The report said this reflected the "end of inflation, end of war, end of U.S. dollar bull" following data this week that showed the U.S. economy is shifting into disinflation mode.
Weekly inflows to bonds totalled $12.1 billion, while stocks saw inflows of $11.6 billion and investors pulled $17.6 billion out of cash funds. Investors also shed $500 million worth of gold, BofA said, citing figures from funds data provider EPFR.
U.S. data on Wednesday showed the world's largest economy shifting to disinflation mode as consumer prices registered their smallest annual increase in more than two years.
"Mission Accomplished" June CPI (headline 2% to 9% to 3% roundtrip is now complete)," the BofA analysts wrote.

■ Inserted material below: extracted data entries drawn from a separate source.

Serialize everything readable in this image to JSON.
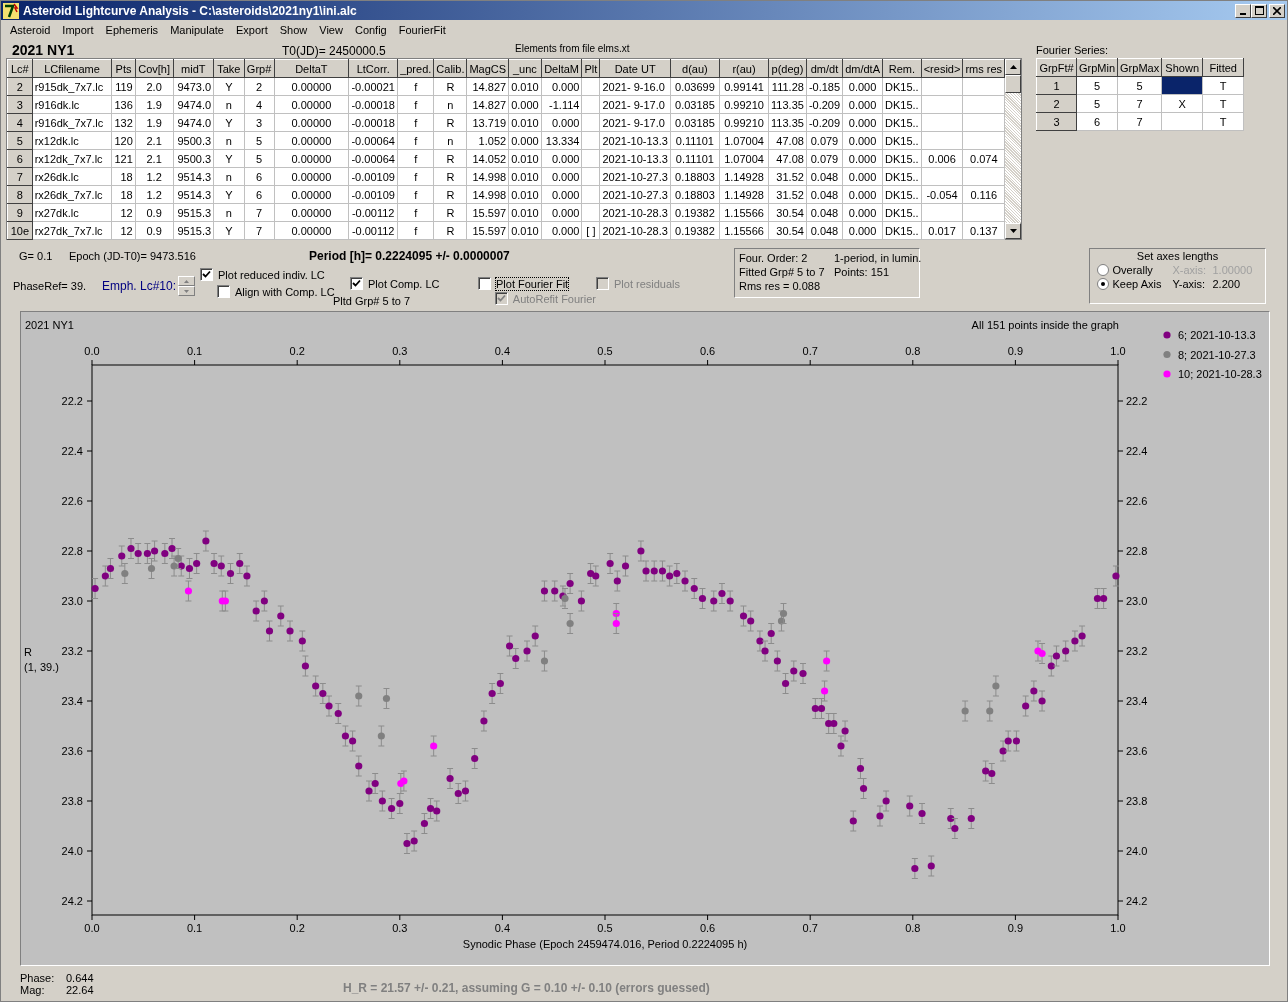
{
  "window": {
    "title": "Asteroid Lightcurve Analysis - C:\\asteroids\\2021ny1\\ini.alc"
  },
  "menu": [
    "Asteroid",
    "Import",
    "Ephemeris",
    "Manipulate",
    "Export",
    "Show",
    "View",
    "Config",
    "FourierFit"
  ],
  "header": {
    "object": "2021 NY1",
    "t0": "T0(JD)= 2450000.5",
    "elements": "Elements from file elms.xt"
  },
  "table": {
    "columns": [
      "Lc#",
      "LCfilename",
      "Pts",
      "Cov[h]",
      "midT",
      "Take",
      "Grp#",
      "DeltaT",
      "LtCorr.",
      "_pred.",
      "Calib.",
      "MagCS",
      "_unc",
      "DeltaM",
      "Plt",
      "Date UT",
      "d(au)",
      "r(au)",
      "p(deg)",
      "dm/dt",
      "dm/dtA",
      "Rem.",
      "<resid>",
      "rms res"
    ],
    "rows": [
      [
        "2",
        "r915dk_7x7.lc",
        "119",
        "2.0",
        "9473.0",
        "Y",
        "2",
        "0.00000",
        "-0.00021",
        "f",
        "R",
        "14.827",
        "0.010",
        "0.000",
        null,
        "2021- 9-16.0",
        "0.03699",
        "0.99141",
        "111.28",
        "-0.185",
        "0.000",
        "DK15..",
        null,
        null
      ],
      [
        "3",
        "r916dk.lc",
        "136",
        "1.9",
        "9474.0",
        "n",
        "4",
        "0.00000",
        "-0.00018",
        "f",
        "n",
        "14.827",
        "0.000",
        "-1.114",
        null,
        "2021- 9-17.0",
        "0.03185",
        "0.99210",
        "113.35",
        "-0.209",
        "0.000",
        "DK15..",
        null,
        null
      ],
      [
        "4",
        "r916dk_7x7.lc",
        "132",
        "1.9",
        "9474.0",
        "Y",
        "3",
        "0.00000",
        "-0.00018",
        "f",
        "R",
        "13.719",
        "0.010",
        "0.000",
        null,
        "2021- 9-17.0",
        "0.03185",
        "0.99210",
        "113.35",
        "-0.209",
        "0.000",
        "DK15..",
        null,
        null
      ],
      [
        "5",
        "rx12dk.lc",
        "120",
        "2.1",
        "9500.3",
        "n",
        "5",
        "0.00000",
        "-0.00064",
        "f",
        "n",
        "1.052",
        "0.000",
        "13.334",
        null,
        "2021-10-13.3",
        "0.11101",
        "1.07004",
        "47.08",
        "0.079",
        "0.000",
        "DK15..",
        null,
        null
      ],
      [
        "6",
        "rx12dk_7x7.lc",
        "121",
        "2.1",
        "9500.3",
        "Y",
        "5",
        "0.00000",
        "-0.00064",
        "f",
        "R",
        "14.052",
        "0.010",
        "0.000",
        null,
        "2021-10-13.3",
        "0.11101",
        "1.07004",
        "47.08",
        "0.079",
        "0.000",
        "DK15..",
        "0.006",
        "0.074"
      ],
      [
        "7",
        "rx26dk.lc",
        "18",
        "1.2",
        "9514.3",
        "n",
        "6",
        "0.00000",
        "-0.00109",
        "f",
        "R",
        "14.998",
        "0.010",
        "0.000",
        null,
        "2021-10-27.3",
        "0.18803",
        "1.14928",
        "31.52",
        "0.048",
        "0.000",
        "DK15..",
        null,
        null
      ],
      [
        "8",
        "rx26dk_7x7.lc",
        "18",
        "1.2",
        "9514.3",
        "Y",
        "6",
        "0.00000",
        "-0.00109",
        "f",
        "R",
        "14.998",
        "0.010",
        "0.000",
        null,
        "2021-10-27.3",
        "0.18803",
        "1.14928",
        "31.52",
        "0.048",
        "0.000",
        "DK15..",
        "-0.054",
        "0.116"
      ],
      [
        "9",
        "rx27dk.lc",
        "12",
        "0.9",
        "9515.3",
        "n",
        "7",
        "0.00000",
        "-0.00112",
        "f",
        "R",
        "15.597",
        "0.010",
        "0.000",
        null,
        "2021-10-28.3",
        "0.19382",
        "1.15566",
        "30.54",
        "0.048",
        "0.000",
        "DK15..",
        null,
        null
      ],
      [
        "10e",
        "rx27dk_7x7.lc",
        "12",
        "0.9",
        "9515.3",
        "Y",
        "7",
        "0.00000",
        "-0.00112",
        "f",
        "R",
        "15.597",
        "0.010",
        "0.000",
        "[ ]",
        "2021-10-28.3",
        "0.19382",
        "1.15566",
        "30.54",
        "0.048",
        "0.000",
        "DK15..",
        "0.017",
        "0.137"
      ]
    ]
  },
  "fourier": {
    "label": "Fourier Series:",
    "columns": [
      "GrpFt#",
      "GrpMin",
      "GrpMax",
      "Shown",
      "Fitted"
    ],
    "rows": [
      {
        "cells": [
          "1",
          "5",
          "5",
          null,
          "T"
        ],
        "selected": true
      },
      {
        "cells": [
          "2",
          "5",
          "7",
          "X",
          "T"
        ],
        "selected": false
      },
      {
        "cells": [
          "3",
          "6",
          "7",
          null,
          "T"
        ],
        "selected": false
      }
    ]
  },
  "controls": {
    "g": "G= 0.1",
    "epoch": "Epoch (JD-T0)= 9473.516",
    "period": "Period [h]= 0.2224095 +/- 0.0000007",
    "phase_ref": "PhaseRef= 39.",
    "emph": "Emph. Lc#10:",
    "pltd_grp": "Pltd Grp#  5  to  7",
    "checkboxes": [
      {
        "label": "Plot reduced indiv. LC",
        "checked": true,
        "disabled": false
      },
      {
        "label": "Align with Comp. LC",
        "checked": false,
        "disabled": false
      },
      {
        "label": "Plot Comp. LC",
        "checked": true,
        "disabled": false
      },
      {
        "label": "Plot Fourier Fit",
        "checked": false,
        "disabled": false
      },
      {
        "label": "AutoRefit Fourier",
        "checked": true,
        "disabled": true
      },
      {
        "label": "Plot residuals",
        "checked": false,
        "disabled": true
      }
    ]
  },
  "fit_info": [
    "Four. Order:  2",
    "1-period, in lumin.",
    "Fitted Grp# 5 to 7",
    "Points: 151",
    "Rms res     = 0.088"
  ],
  "axes_box": {
    "title": "Set axes lengths",
    "radios": [
      {
        "label": "Overally",
        "selected": false
      },
      {
        "label": "Keep Axis",
        "selected": true
      }
    ],
    "x_label": "X-axis:",
    "x_value": "1.00000",
    "x_disabled": true,
    "y_label": "Y-axis:",
    "y_value": "2.200"
  },
  "plot": {
    "chart_data": {
      "type": "scatter",
      "title": "2021 NY1",
      "xlabel": "Synodic Phase (Epoch 2459474.016, Period 0.2224095 h)",
      "ylabel": "R",
      "xlim": [
        0,
        1
      ],
      "ylim": [
        24.256,
        22.056
      ],
      "xticks": [
        {
          "value": 0,
          "label": "0.0"
        },
        {
          "value": 0.1,
          "label": "0.1"
        },
        {
          "value": 0.2,
          "label": "0.2"
        },
        {
          "value": 0.3,
          "label": "0.3"
        },
        {
          "value": 0.4,
          "label": "0.4"
        },
        {
          "value": 0.5,
          "label": "0.5"
        },
        {
          "value": 0.6,
          "label": "0.6"
        },
        {
          "value": 0.7,
          "label": "0.7"
        },
        {
          "value": 0.8,
          "label": "0.8"
        },
        {
          "value": 0.9,
          "label": "0.9"
        },
        {
          "value": 1,
          "label": "1.0"
        }
      ],
      "yticks": [
        {
          "value": 22.2,
          "label": "22.2"
        },
        {
          "value": 22.4,
          "label": "22.4"
        },
        {
          "value": 22.6,
          "label": "22.6"
        },
        {
          "value": 22.8,
          "label": "22.8"
        },
        {
          "value": 23,
          "label": "23.0"
        },
        {
          "value": 23.2,
          "label": "23.2"
        },
        {
          "value": 23.4,
          "label": "23.4"
        },
        {
          "value": 23.6,
          "label": "23.6"
        },
        {
          "value": 23.8,
          "label": "23.8"
        },
        {
          "value": 24,
          "label": "24.0"
        },
        {
          "value": 24.2,
          "label": "24.2"
        }
      ],
      "annotations": [
        "All 151 points inside the graph",
        "(1, 39.)"
      ],
      "legend": true,
      "series": [
        {
          "name": "6; 2021-10-13.3",
          "color": "#800080",
          "x": [
            0.003,
            0.013,
            0.018,
            0.029,
            0.038,
            0.045,
            0.054,
            0.061,
            0.071,
            0.078,
            0.087,
            0.095,
            0.102,
            0.111,
            0.119,
            0.126,
            0.135,
            0.144,
            0.151,
            0.16,
            0.168,
            0.173,
            0.184,
            0.193,
            0.205,
            0.208,
            0.218,
            0.225,
            0.231,
            0.24,
            0.247,
            0.254,
            0.26,
            0.27,
            0.276,
            0.283,
            0.292,
            0.3,
            0.307,
            0.314,
            0.324,
            0.33,
            0.336,
            0.349,
            0.357,
            0.364,
            0.373,
            0.382,
            0.39,
            0.398,
            0.407,
            0.413,
            0.424,
            0.432,
            0.441,
            0.451,
            0.459,
            0.466,
            0.477,
            0.486,
            0.491,
            0.505,
            0.512,
            0.52,
            0.535,
            0.54,
            0.548,
            0.556,
            0.563,
            0.57,
            0.578,
            0.587,
            0.595,
            0.606,
            0.614,
            0.622,
            0.635,
            0.642,
            0.651,
            0.656,
            0.662,
            0.668,
            0.676,
            0.684,
            0.693,
            0.705,
            0.711,
            0.718,
            0.723,
            0.73,
            0.734,
            0.742,
            0.749,
            0.752,
            0.768,
            0.774,
            0.797,
            0.802,
            0.809,
            0.818,
            0.837,
            0.841,
            0.857,
            0.871,
            0.877,
            0.888,
            0.893,
            0.901,
            0.91,
            0.918,
            0.926,
            0.935,
            0.94,
            0.949,
            0.958,
            0.965,
            0.98,
            0.986,
            0.998
          ],
          "values": [
            22.95,
            22.9,
            22.87,
            22.82,
            22.79,
            22.81,
            22.81,
            22.8,
            22.81,
            22.79,
            22.86,
            22.87,
            22.85,
            22.76,
            22.85,
            22.86,
            22.89,
            22.85,
            22.9,
            23.04,
            23,
            23.12,
            23.06,
            23.12,
            23.16,
            23.26,
            23.34,
            23.37,
            23.42,
            23.45,
            23.54,
            23.56,
            23.66,
            23.76,
            23.73,
            23.8,
            23.83,
            23.81,
            23.97,
            23.96,
            23.89,
            23.83,
            23.84,
            23.71,
            23.77,
            23.76,
            23.63,
            23.48,
            23.37,
            23.33,
            23.18,
            23.23,
            23.2,
            23.14,
            22.96,
            22.96,
            22.98,
            22.93,
            23,
            22.89,
            22.9,
            22.85,
            22.92,
            22.86,
            22.8,
            22.88,
            22.88,
            22.88,
            22.9,
            22.89,
            22.92,
            22.95,
            22.99,
            23,
            22.97,
            23,
            23.06,
            23.08,
            23.16,
            23.2,
            23.13,
            23.24,
            23.33,
            23.28,
            23.29,
            23.43,
            23.43,
            23.49,
            23.49,
            23.58,
            23.52,
            23.88,
            23.67,
            23.75,
            23.86,
            23.8,
            23.82,
            24.07,
            23.85,
            24.06,
            23.87,
            23.91,
            23.87,
            23.68,
            23.69,
            23.6,
            23.56,
            23.56,
            23.42,
            23.36,
            23.4,
            23.26,
            23.22,
            23.2,
            23.16,
            23.14,
            22.99,
            22.99,
            22.9
          ]
        },
        {
          "name": "8; 2021-10-27.3",
          "color": "#808080",
          "x": [
            0.032,
            0.058,
            0.08,
            0.084,
            0.26,
            0.282,
            0.287,
            0.441,
            0.461,
            0.466,
            0.672,
            0.674,
            0.851,
            0.875,
            0.881
          ],
          "values": [
            22.89,
            22.87,
            22.86,
            22.83,
            23.38,
            23.54,
            23.39,
            23.24,
            22.99,
            23.09,
            23.08,
            23.05,
            23.44,
            23.44,
            23.34
          ]
        },
        {
          "name": "10; 2021-10-28.3",
          "color": "#ff00ff",
          "x": [
            0.094,
            0.127,
            0.13,
            0.301,
            0.304,
            0.333,
            0.511,
            0.511,
            0.714,
            0.716,
            0.922,
            0.926
          ],
          "values": [
            22.96,
            23,
            23,
            23.73,
            23.72,
            23.58,
            23.05,
            23.09,
            23.36,
            23.24,
            23.2,
            23.21
          ]
        }
      ]
    }
  },
  "status": {
    "phase_label": "Phase:",
    "phase": "0.644",
    "mag_label": "Mag:",
    "mag": "22.64",
    "hr": "H_R = 21.57 +/- 0.21, assuming G = 0.10 +/- 0.10 (errors guessed)"
  }
}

The U.S. benchmark S&P 500 index is up about 2.5% this week, while Europe's STOXX 600 has risen 3% as markets react to the prospect of an end to the rate hiking cycle.
U.S. Treasuries saw the largest inflows in 16 weeks, totalling $8.7 billion, the BofA report found, while bank loans clocked their third consecutive week of inflows, the longest streak since May 2022.
In equities, tech attracted $2 billion in inflows, while $1.1 billion exited healthcare stocks, the largest outflow from this sector in five months. Overall equities inflows have accelerated over the last seven weeks, BofA said
The BofA bull & bear indicator, which measures market sentiment, rose to 3.5 from 3.2 on stronger bond inflows and improvement in credit market technicals.